Selon le dernier rapport de Jumia Travel, la situation du tourisme africain est de mieux en mieux. Malgré son faible niveau en comparaison avec d’autres régions, le constat d’une augmentation sensible des visiteurs est encourageant.
Le monde n’a jamais autant voyagé. D’après les dernières conclusions de l’Organisation mondiale du tourisme (UNTWO), le nombre de touristes a connu une hausse de 6 % en 2018, soit 1,4 milliard de voyageurs, ce qui fait du secteur « un des moteurs les plus puissants de la croissance et du développement mondial », avait déclaré il y a quelques mois le secrétaire général de l’OMT, Zurab Pololikashvili. La dynamique, de plus en plus forte chaque année, s’exporte en Afrique. L’an passé, le continent a accueilli sur son sol 67 millions de visiteurs, d’après le dernier rapport sur le sujet publié par Jumia Travel fin septembre. Le chiffre, en hausse de 7 % par rapport à 2017, fait de l’Afrique la deuxième région du monde où la croissance du secteur est la plus forte, après l’Asie-Pacifique.

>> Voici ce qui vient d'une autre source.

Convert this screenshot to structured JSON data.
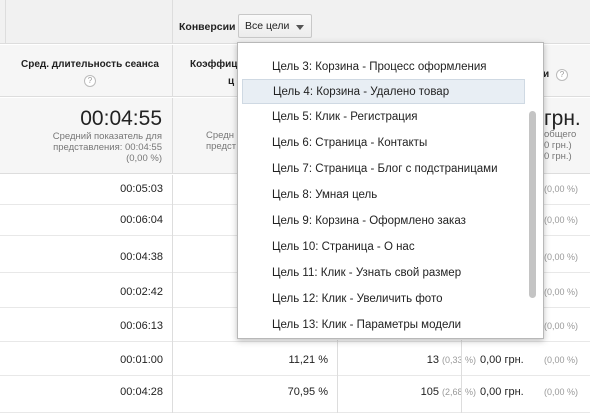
{
  "toolbar": {
    "conversions_label": "Конверсии",
    "conversions_select": "Все цели"
  },
  "columns": {
    "avg_session": "Сред. длительность сеанса",
    "conv_rate_partial": "Коэффиц",
    "conv_rate_partial2": "ц",
    "value_partial": "и"
  },
  "summary": {
    "avg_session_value": "00:04:55",
    "avg_session_sub1": "Средний показатель для",
    "avg_session_sub2": "представления: 00:04:55",
    "avg_session_sub3": "(0,00 %)",
    "rate_sub1": "Средн",
    "rate_sub2": "предст",
    "value_big": "грн.",
    "value_sub1": "общего",
    "value_sub2": "0 грн.)",
    "value_sub3": "0 грн.)"
  },
  "rows": [
    {
      "time": "00:05:03",
      "pct": "",
      "count": "",
      "count_pct": "",
      "money": "",
      "money_pct": "(0,00 %)"
    },
    {
      "time": "00:06:04",
      "pct": "",
      "count": "",
      "count_pct": "",
      "money": "",
      "money_pct": "(0,00 %)"
    },
    {
      "time": "00:04:38",
      "pct": "",
      "count": "",
      "count_pct": "",
      "money": "",
      "money_pct": "(0,00 %)"
    },
    {
      "time": "00:02:42",
      "pct": "",
      "count": "",
      "count_pct": "",
      "money": "",
      "money_pct": "(0,00 %)"
    },
    {
      "time": "00:06:13",
      "pct": "",
      "count": "",
      "count_pct": "",
      "money": "",
      "money_pct": "(0,00 %)"
    },
    {
      "time": "00:01:00",
      "pct": "11,21 %",
      "count": "13",
      "count_pct": "(0,33 %)",
      "money": "0,00 грн.",
      "money_pct": "(0,00 %)"
    },
    {
      "time": "00:04:28",
      "pct": "70,95 %",
      "count": "105",
      "count_pct": "(2,68 %)",
      "money": "0,00 грн.",
      "money_pct": "(0,00 %)"
    }
  ],
  "dropdown": {
    "items": [
      "Цель 3: Корзина - Процесс оформления",
      "Цель 4: Корзина - Удалено товар",
      "Цель 5: Клик - Регистрация",
      "Цель 6: Страница - Контакты",
      "Цель 7: Страница - Блог с подстраницами",
      "Цель 8: Умная цель",
      "Цель 9: Корзина - Оформлено заказ",
      "Цель 10: Страница - О нас",
      "Цель 11: Клик - Узнать свой размер",
      "Цель 12: Клик - Увеличить фото",
      "Цель 13: Клик - Параметры модели"
    ],
    "highlighted_index": 1
  },
  "icons": {
    "help": "question-mark-icon",
    "caret": "caret-down-icon"
  }
}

L’émergence du tourisme local
Un engouement qui s’explique d’abord, pour Jumia Travel, par des réformes dans le secteur, notamment celles qui concernent l’attribution des visas. En assouplissant leurs règles sur le précieux sésame, le Rwanda et l’Éthiopie ont boosté les arrivées. La croissance du tourisme dans le pays est en 2018 la plus forte d’Afrique, à 48,6 %. L’Afrique du Sud, elle, a validé l’exemption de visas pour les visiteurs en provenance d’Angola et du Ghana. Autre exemple : l’East Africa Visa, un document à faire en ligne qui permet de visiter trois pays, l’Ouganda, le Rwanda et le Kenya.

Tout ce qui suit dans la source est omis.